Hollywood la fameuse, la décriée, la délurée, la déjantée, la merveilleuse, la gigantesque, la babylonesque Hollywood.
Damien Chazelle n'en est pas à son premier film-essai sur le cinéma Hollywoodien. Il exploitait déjà, avec La La Land, la pente raide vers la machine à rêves. Avec Babylon, il met en lumière sa légende. Babylon est l'écriture mythologique d'Hollywood.
Les pierres fondatrices de la cité : la gloire, la démesure, la foi en les possibles. Le cinéma, nous montre-t-on, est le fruit d'un rêve commun. Rien que ça !
Et Damien Chazelle nous emmène dans son rêve, ce rêve que l'on ne peut que partager avec lui tant sa densité exploite une large palette de registres et de genres. On rit, on frissonne, on pleure (un peu), on chante, on danse, on crie, on joue - on vit. Emportés par la vitalité d'une Margot Robbie qui détient dans son jeu de jambes, de regards et de sourires le secret de la vie, la frontière trop artificielle entre le cinéma et la vie s'estompe. Tantôt l'une devient l'autre, et inversement. En témoignent les scènes surréelles des fêtes, ou la lumière poignante qui émane de ces pellicules minuscules, embryons des nuits effrénées et des rêves éveillés.
Mais le temps passe et avec lui les gloires d'antan. Brad Pitt, toujours immortel, joue la vedette dépassée par le progrès technologique, en un contrepoint aussi drôle que cruel de Chantons sous la pluie. Les références à ce film culte sont nombreuses, la réécriture en est virevoltante, enjouée et poignante.
Au-delà des vies qui se font, se défont, s'unissent et se déchirent, au milieu de cette valse enivrante des pas qui se croisent et que nous montre admirablement le réalisateur, c'est bien un hommage autant qu'une déclaration d'amour au cinéma qui est le thème principal de Babylon.
Ne serait-ce qu'avec les scènes dans le désert, où l'on suit la course folle de tous les agents du cinéma se démenant sur des tournages chaotiques, on sentait déjà l'amour de Damien Chazelle pour un 7ème art ouvert à tous les possibles et aux soubresauts aussi délicieux qu'imprévisibles.
La technique ensuite, aussi merveilleuse qu'impitoyable, devient le cœur de sa réflexion dans des scènes déjà anthologiques.
Enfin, la sociologie du cinéma est pointée du doigt.
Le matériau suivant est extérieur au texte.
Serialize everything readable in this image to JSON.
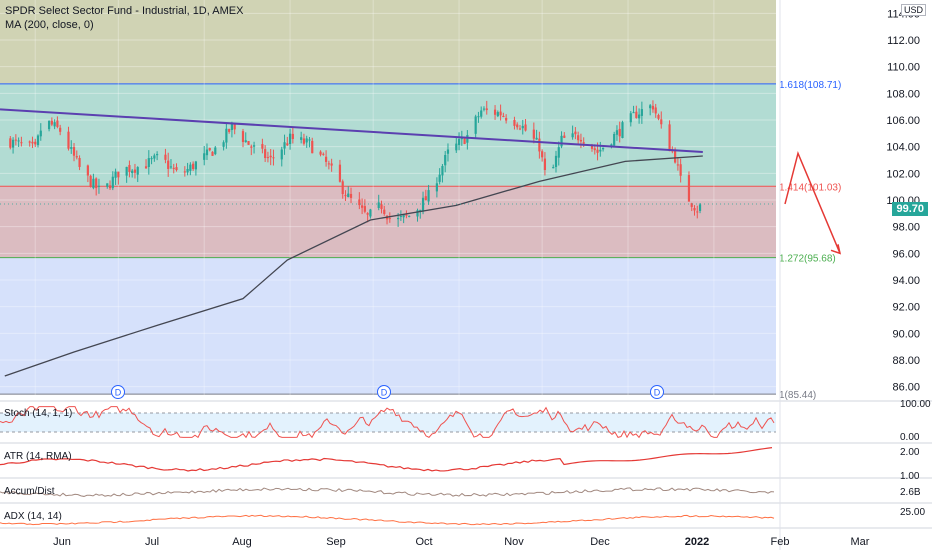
{
  "legend": {
    "title": "SPDR Select Sector Fund - Industrial, 1D, AMEX",
    "ma": "MA (200, close, 0)"
  },
  "currency": "USD",
  "last_price": "99.70",
  "panes": {
    "stoch": "Stoch (14, 1, 1)",
    "atr": "ATR (14, RMA)",
    "accum": "Accum/Dist",
    "adx": "ADX (14, 14)"
  },
  "colors": {
    "up": "#26a69a",
    "down": "#ef5350",
    "ma": "#434651",
    "trendline": "#5b3fb0",
    "projection": "#e53935",
    "fib_top": "#d0d3b4",
    "fib_upper": "#b2dcd3",
    "fib_mid": "#dbbcc1",
    "fib_lower": "#d6e1fb"
  },
  "chart_data": {
    "type": "candlestick",
    "title": "SPDR Select Sector Fund - Industrial, 1D, AMEX",
    "y_axis": {
      "ticks": [
        86,
        88,
        90,
        92,
        94,
        96,
        98,
        100,
        102,
        104,
        106,
        108,
        110,
        112,
        114
      ],
      "ylim": [
        85.0,
        115.0
      ]
    },
    "x_axis": {
      "ticks": [
        "Jun",
        "Jul",
        "Aug",
        "Sep",
        "Oct",
        "Nov",
        "Dec",
        "2022",
        "Feb",
        "Mar"
      ]
    },
    "fib_levels": [
      {
        "label": "1.618(108.71)",
        "value": 108.71,
        "color": "#2962ff"
      },
      {
        "label": "1.414(101.03)",
        "value": 101.03,
        "color": "#ef5350"
      },
      {
        "label": "1.272(95.68)",
        "value": 95.68,
        "color": "#4caf50"
      },
      {
        "label": "1(85.44)",
        "value": 85.44,
        "color": "#787b86"
      }
    ],
    "dividend_markers": [
      {
        "label": "D",
        "date": "Jun"
      },
      {
        "label": "D",
        "date": "Sep"
      },
      {
        "label": "D",
        "date": "Dec"
      }
    ],
    "price_path": [
      [
        "May 21",
        104.5
      ],
      [
        "Jun 1",
        103.8
      ],
      [
        "Jun 4",
        106.0
      ],
      [
        "Jun 10",
        105.2
      ],
      [
        "Jun 18",
        102.0
      ],
      [
        "Jun 25",
        100.5
      ],
      [
        "Jul 2",
        102.3
      ],
      [
        "Jul 9",
        102.5
      ],
      [
        "Jul 16",
        103.2
      ],
      [
        "Jul 23",
        101.8
      ],
      [
        "Jul 30",
        102.9
      ],
      [
        "Aug 6",
        104.0
      ],
      [
        "Aug 11",
        105.5
      ],
      [
        "Aug 18",
        104.0
      ],
      [
        "Aug 25",
        103.0
      ],
      [
        "Sep 1",
        104.6
      ],
      [
        "Sep 8",
        104.2
      ],
      [
        "Sep 15",
        102.5
      ],
      [
        "Sep 22",
        100.2
      ],
      [
        "Sep 29",
        98.7
      ],
      [
        "Oct 4",
        99.6
      ],
      [
        "Oct 8",
        98.3
      ],
      [
        "Oct 15",
        98.9
      ],
      [
        "Oct 21",
        100.3
      ],
      [
        "Oct 28",
        103.5
      ],
      [
        "Nov 4",
        104.8
      ],
      [
        "Nov 9",
        106.7
      ],
      [
        "Nov 16",
        106.5
      ],
      [
        "Nov 23",
        105.7
      ],
      [
        "Nov 30",
        104.0
      ],
      [
        "Dec 3",
        101.0
      ],
      [
        "Dec 8",
        104.5
      ],
      [
        "Dec 15",
        104.8
      ],
      [
        "Dec 21",
        103.6
      ],
      [
        "Dec 28",
        105.0
      ],
      [
        "Jan 4",
        106.5
      ],
      [
        "Jan 10",
        107.1
      ],
      [
        "Jan 14",
        104.8
      ],
      [
        "Jan 18",
        103.2
      ],
      [
        "Jan 21",
        100.6
      ],
      [
        "Jan 26",
        99.3
      ],
      [
        "Jan 28",
        99.7
      ]
    ],
    "ma_200": [
      [
        "May 21",
        86.8
      ],
      [
        "Jun 15",
        88.6
      ],
      [
        "Jul 15",
        90.6
      ],
      [
        "Aug 15",
        92.6
      ],
      [
        "Aug 31",
        95.5
      ],
      [
        "Sep 30",
        98.5
      ],
      [
        "Oct 31",
        99.6
      ],
      [
        "Nov 30",
        101.4
      ],
      [
        "Dec 31",
        102.9
      ],
      [
        "Jan 28",
        103.3
      ]
    ],
    "trendline": [
      [
        "May 21",
        106.8
      ],
      [
        "Jan 28",
        103.6
      ]
    ],
    "projection": [
      [
        99.7,
        "Jan 28"
      ],
      [
        103.5,
        "Jan 31"
      ],
      [
        96.0,
        "Feb 10"
      ]
    ],
    "indicators": {
      "stoch": {
        "ticks": [
          0,
          100
        ],
        "tick_labels": [
          "0.00",
          "100.00"
        ]
      },
      "atr": {
        "tick_labels": [
          "1.00",
          "2.00"
        ]
      },
      "accum_dist": {
        "tick_labels": [
          "2.6B"
        ]
      },
      "adx": {
        "tick_labels": [
          "25.00"
        ]
      }
    }
  }
}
D'un art populaire, balbutiant, inclusif et explosif, l'on passe peu à peu à un cinéma plus discriminant et les fêtes orgiaques font place aux cocktails mondains où tout semble figé et déjà mort, jusqu'à ce que, une fois de plus, Margot Robbie vienne mettre les pieds dans le plat. Littéralement.
Le réalisateur bien propre, aux plans soignés, à la technique impeccable, si bien ordonnés qu'ils laissaient parfois des spectateurs froids et indifférents, défend ici le chaos esthétique du cinéma, le sale, l'ordurier, l'abject. Qui l'eût cru ? Parlez-lui volontiers d'excréments d'éléphant, il en fera de l'or.
Chazelle écrit ici une ode au cinéma, à l'art de la vie réalisée, à cet art grandiose fait de l'assemblage de vies minuscules et insignifiantes. Le cinéma comme l'alambic alchimique de prédilection, comme le creuset des rêves. Le réalisateur, dans une dernière série d'images qui auraient tout aussi bien pu suivre le générique, remercie tous ceux qui ont fait le cinéma, qui ont alimenté le rêve et ouvert l'horizon des possibles : des frères Lumière à James Cameron en passant par Luis Bunuel ou Kubrick...
Le film aurait certes pu être un peu moins long (2h40 auraient fait amplement l'affaire), mais même après plus de trois heures de course folle sur la côte Ouest, l'on regrette de ne pas poursuivre encore cette odyssée cinématographique.
Qu'importe ? Elle n'est jamais bien loin, c'est notre rêve commun.